Si l'expert a partagé la responsabilité par moitié entre la SCI Mas de Kle et la SARL Perrier TP, il convient cependant de relever que si la SCI Mas de Kle aurait dû financer l'étude spécifique préconisée par Fondasol, il appartenait à la SARL Perrier TP, en sa qualité de professionnelle chargée de la réalisation des fondations des deux bâtiments mais également de l'enrochement et du remblai d'une plateforme, d'exiger une étude définissant le principe conceptuel avant de réaliser les travaux, l'expert précisant que la SARL Perrier TP avait nécessairement connaissance de l'étude Fondasol, sans quoi elle n'aurait pu établir de devis.

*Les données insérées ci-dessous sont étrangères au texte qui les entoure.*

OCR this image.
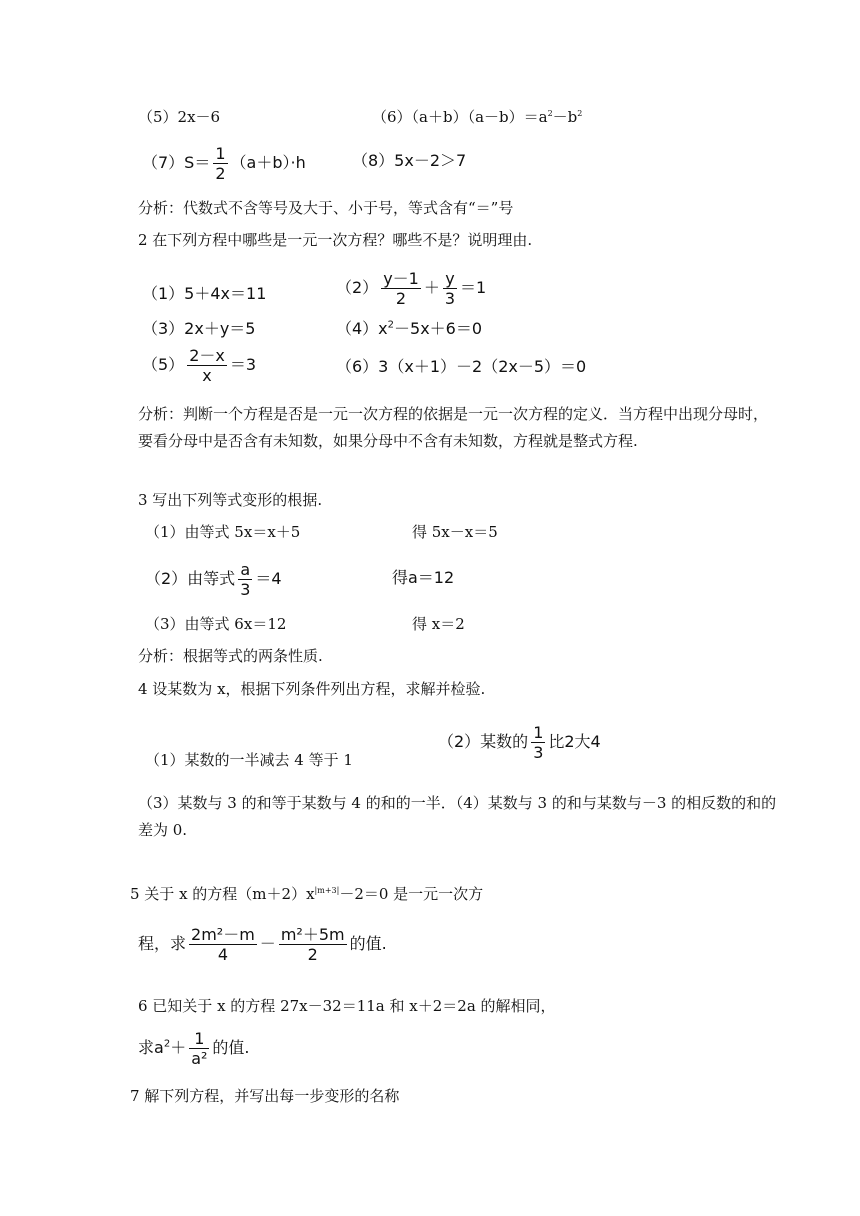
（5）2x－6	$(6)(a+b)(a-b)=a^2-b^2$
$(7)S= \frac{1}{2} (a+b)\cdot h$	（8）5x－2＞7
分析：代数式不含等号及大于、小于号，等式含有“＝”号
2 在下列方程中哪些是一元一次方程？哪些不是？说明理由.
（1）5＋4x＝11	$(2) \frac{y-1}{2} + \frac{y}{3} =1$
（3）2x＋y＝5	$(4)x^2-5x+6=0$
$(5) \frac{2-x}{x} =3$	（6）3（x＋1）－2（2x－5）＝0
分析：判断一个方程是否是一元一次方程的依据是一元一次方程的定义．当方程中出现分母时，要看分母中是否含有未知数，如果分母中不含有未知数，方程就是整式方程.
3 写出下列等式变形的根据.
（1）由等式 5x＝x＋5	得 5x－x＝5
（2）由等式 $\frac{a}{3} =4$	得a＝12
（3）由等式 6x＝12	得 x＝2
分析：根据等式的两条性质.
4 设某数为 x，根据下列条件列出方程，求解并检验.
（2）某数的 $\frac{1}{3}$ 比2大4
（1）某数的一半减去 4 等于 1
（3）某数与 3 的和等于某数与 4 的和的一半．（4）某数与 3 的和与某数与－3 的相反数的和的差为 0.
5 关于 x 的方程$(m+2)x^{|m+3|}-2=0$ 是一元一次方
程，求 $\frac{\text{2m²－m}}{4} - \frac{\text{m²＋5m}}{2}$ 的值.
6 已知关于 x 的方程 27x－32＝11a 和 x＋2＝2a 的解相同，
求$a^2+ \frac{1}{\text{a²}}$ 的值.
7 解下列方程，并写出每一步变形的名称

Dans ces conditions, le partage de responsabilité entre les co-auteurs du dommage s'effectuera de la façon suivante :
- 30 % à la charge de la SCI Mas de Kle
- 70 % à la charge de la SARL Perrier TP
Le jugement sera infirmé de ce chef.
Sur le préjudice matériel :
L'expert a évalué le montant des préjudices matériels subis par la SCI Mas de Kle à la somme de 150 155,48 euros .
Compte tenu du partage de responsabilité retenu, il convient de fixer la créance de la SCI Mas de Kle au passif de la liquidation judiciaire de la SARL Perrier TP à la somme de 105 108,83 euros.
Le jugement sera infirmé de ce chef.
En revanche, la SCI Mas de Kle, qui sollicite une somme de 1 333 033,68 euros correspondant à sa déclaration de créance, ne motive et ne justifie aucunement devant la cour l'existence de préjudice supplémentaire et le bien fondé d'une telle demande, étant rappelé que l'expert a écarté l'existence de tout préjudice immatériel.
La demande présentée à ce titre sera rejetée et le jugement confirmé de ce chef.
Sur l'obligation de la SCI Mas de Kle envers la SA Mma Assurance Iard :
En l'espèce, il résulte d'un protocole d'accord signé entre les Mma, La SCI Mas de Kle et la SARL Perrier TP que l'assureur, compte tenu de l'extrême urgence et pour éviter toute aggravation des dommages, préfinancerait les travaux de mise en sécurité pour le compte de qui il appartiendra.
Par conséquent, la SCI Mas de Kle, à qui les travaux ont profité, doit payer à la SA Mma Assurance Iard le montant des travaux réalisés par cette dernière pour le compte de qui il appartiendra et évalué par l'expert à la somme de 187 444,30 euros, avec intérêts au taux légal à compter de la date des paiements (28 décembre 2011) et capitalisation des intérêts conformément aux dispositions de l'article 1343-2 du code civil.
Le jugement sera confirmé de ce chef.
En revanche, la SA Mma Iard ne motive aucunement sa demande aux fins de fixer sa créance au passif de la SARL Perrier TP, qui n'a pas bénéficié des travaux préfinancé par elle, à la somme de 106 474,28 euros, le montant de cette somme n'étant par ailleurs nullement explicité.
Elle sera déboutée de cette demande.
Par conséquent, le jugement sera infirmé en ce qu'il a fixé à la somme de 187 444,30 euros la créance de la SA Mma Iard au passif de la SARL Perrier TP au titre des dépenses effectuées.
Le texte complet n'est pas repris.